After fitting the regression model, $$y=\beta_0 + \beta_1 x_1 + \beta_2 x_2 + \beta_3 x_3 + \epsilon$$ on 15 cases, it is found that the mean square errors $$s^2 = 3$$ and
$$(X^T X)^{-1}= \begin{bmatrix} 0.5 & 0.3 & 0.2 & 0.6 \\ 0.3 & 6.0 & 0.5 & 0.4 \\ 0.2 & 0.5 & 0.2 & 0.7 \\ 0.6 & 0.4 & 0.7 & 3.0 \\ \end{bmatrix}$$
This is a practice problem for my midterm... I cannot figure out how I would figure out the estimated correlation between $$\hat\beta_1 \mbox{ and } \hat\beta_3.$$
Write $\hat{\mathbf\beta} = (\hat\beta_0,\hat\beta_1,\hat\beta_2,\hat\beta_3,)'$. You have
$$ \hat{\mathbf\beta} = (X'X)^{-1}X'y $$
You're interested in the variance-covariance matrix of $\hat{\mathbf\beta}$, which I will denote by $\text{cov}(\hat{\mathbf\beta} )$:
$$ \text{cov}(\hat{\mathbf\beta} ) = (X'X)^{-1}X'\text{var(y)}X(X'X)^{-1} = \text{var(y)}(X'X)^{-1}X'X(X'X)^{-1} = \text{var(y)}(X'X)^{-1} $$
You'll get an estimate for $\text{var(y)}$ by using $s^2$ appropriately, and you'll get the covariance between $\hat\beta_1$ and $\hat\beta_3$ by looking at the element $(2,4)$ of the covariance matrix $\text{cov}(\hat{\mathbf\beta} )$ (this is not element $(1,3)$ because the index $i$ in $\hat\beta_i$ starts at 0 for the intercept...).

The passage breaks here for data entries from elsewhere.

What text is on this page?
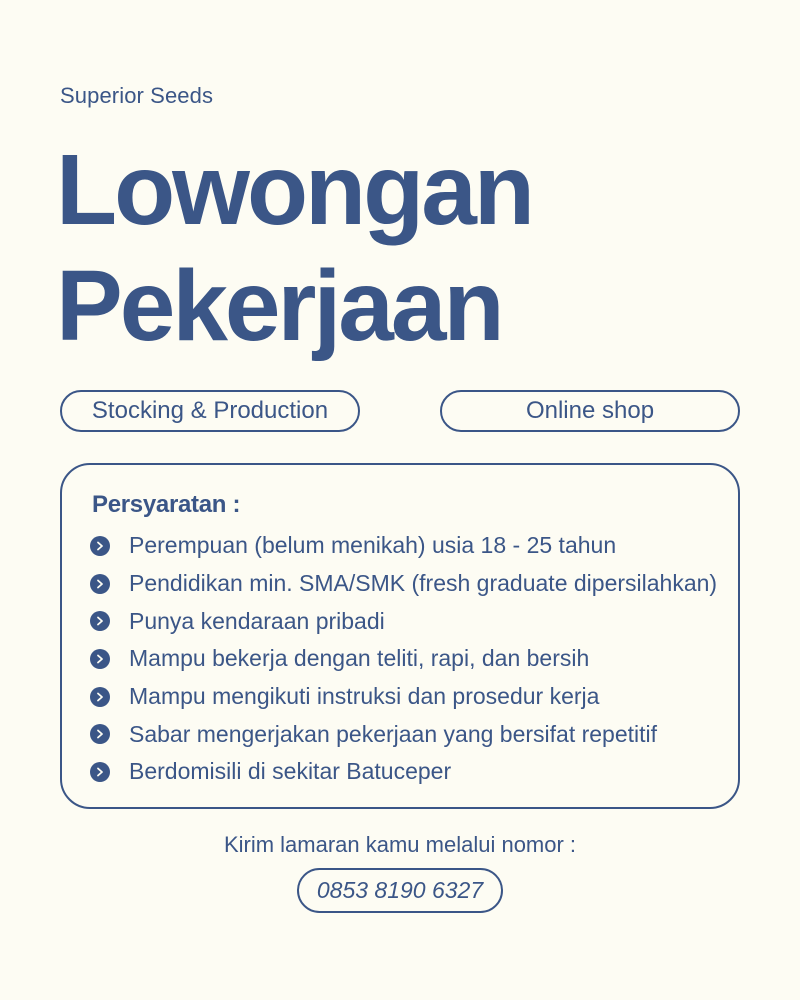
Superior Seeds
Lowongan
Pekerjaan
Stocking & Production	Online shop
Persyaratan :
Perempuan (belum menikah) usia 18 - 25 tahun
Pendidikan min. SMA/SMK (fresh graduate dipersilahkan)
Punya kendaraan pribadi
Mampu bekerja dengan teliti, rapi, dan bersih
Mampu mengikuti instruksi dan prosedur kerja
Sabar mengerjakan pekerjaan yang bersifat repetitif
Berdomisili di sekitar Batuceper
Kirim lamaran kamu melalui nomor :
0853 8190 6327
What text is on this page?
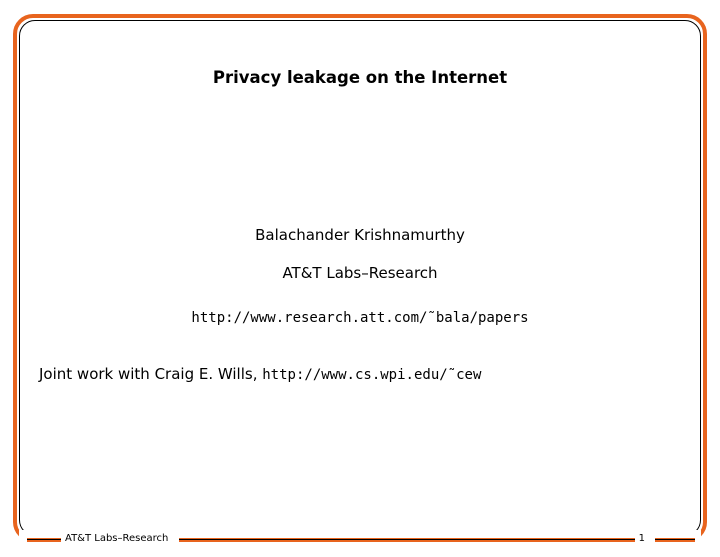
Privacy leakage on the Internet
Balachander Krishnamurthy
AT&T Labs–Research
http://www.research.att.com/˜bala/papers
Joint work with Craig E. Wills, http://www.cs.wpi.edu/˜cew
AT&T Labs–Research	1
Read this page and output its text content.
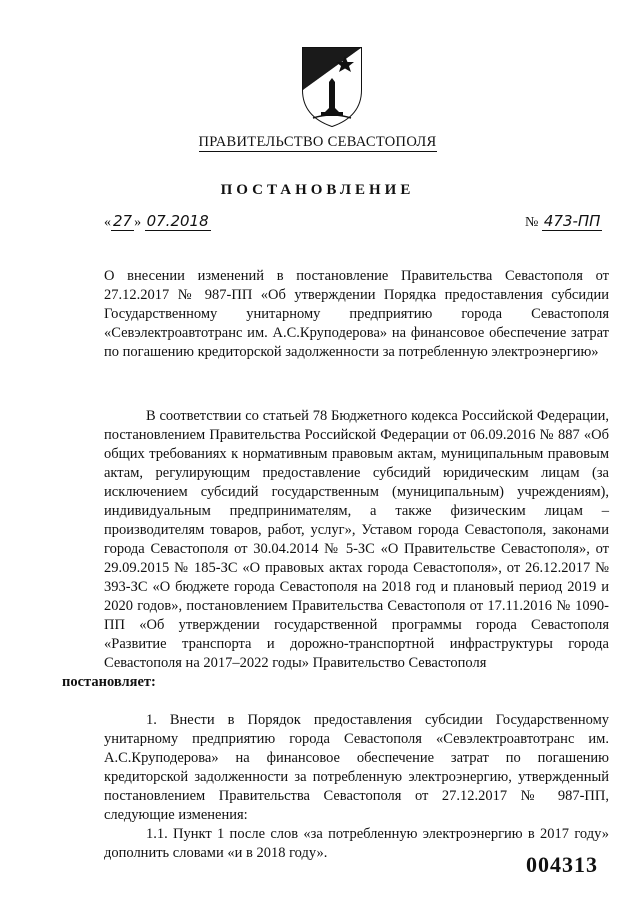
ПРАВИТЕЛЬСТВО СЕВАСТОПОЛЯ
ПОСТАНОВЛЕНИЕ
« 27 » 07.2018	№ 473-ПП
О внесении изменений в постановление Правительства Севастополя от 27.12.2017 № 987-ПП «Об утверждении Порядка предоставления субсидии Государственному унитарному предприятию города Севастополя «Севэлектроавтотранс им. А.С.Круподерова» на финансовое обеспечение затрат по погашению кредиторской задолженности за потребленную электроэнергию»

В соответствии со статьей 78 Бюджетного кодекса Российской Федерации, постановлением Правительства Российской Федерации от 06.09.2016 № 887 «Об общих требованиях к нормативным правовым актам, муниципальным правовым актам, регулирующим предоставление субсидий юридическим лицам (за исключением субсидий государственным (муниципальным) учреждениям), индивидуальным предпринимателям, а также физическим лицам – производителям товаров, работ, услуг», Уставом города Севастополя, законами города Севастополя от 30.04.2014 № 5-ЗС «О Правительстве Севастополя», от 29.09.2015 № 185-ЗС «О правовых актах города Севастополя», от 26.12.2017 № 393-ЗС «О бюджете города Севастополя на 2018 год и плановый период 2019 и 2020 годов», постановлением Правительства Севастополя от 17.11.2016 № 1090-ПП «Об утверждении государственной программы города Севастополя «Развитие транспорта и дорожно-транспортной инфраструктуры города Севастополя на 2017–2022 годы» Правительство Севастополя
постановляет:

1. Внести в Порядок предоставления субсидии Государственному унитарному предприятию города Севастополя «Севэлектроавтотранс им. А.С.Круподерова» на финансовое обеспечение затрат по погашению кредиторской задолженности за потребленную электроэнергию, утвержденный постановлением Правительства Севастополя от 27.12.2017 № 987-ПП, следующие изменения:

1.1. Пункт 1 после слов «за потребленную электроэнергию в 2017 году» дополнить словами «и в 2018 году».	004313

From there, you can compute the correlation between $\hat\beta_1$ and $\hat\beta_3$ by standardizing appropriately, using the variances of $\hat\beta_1$ and $\hat\beta_3$, which you get from the elements $(2,2)$ and $(4,4)$ of $\text{cov}(\hat{\mathbf\beta} )$.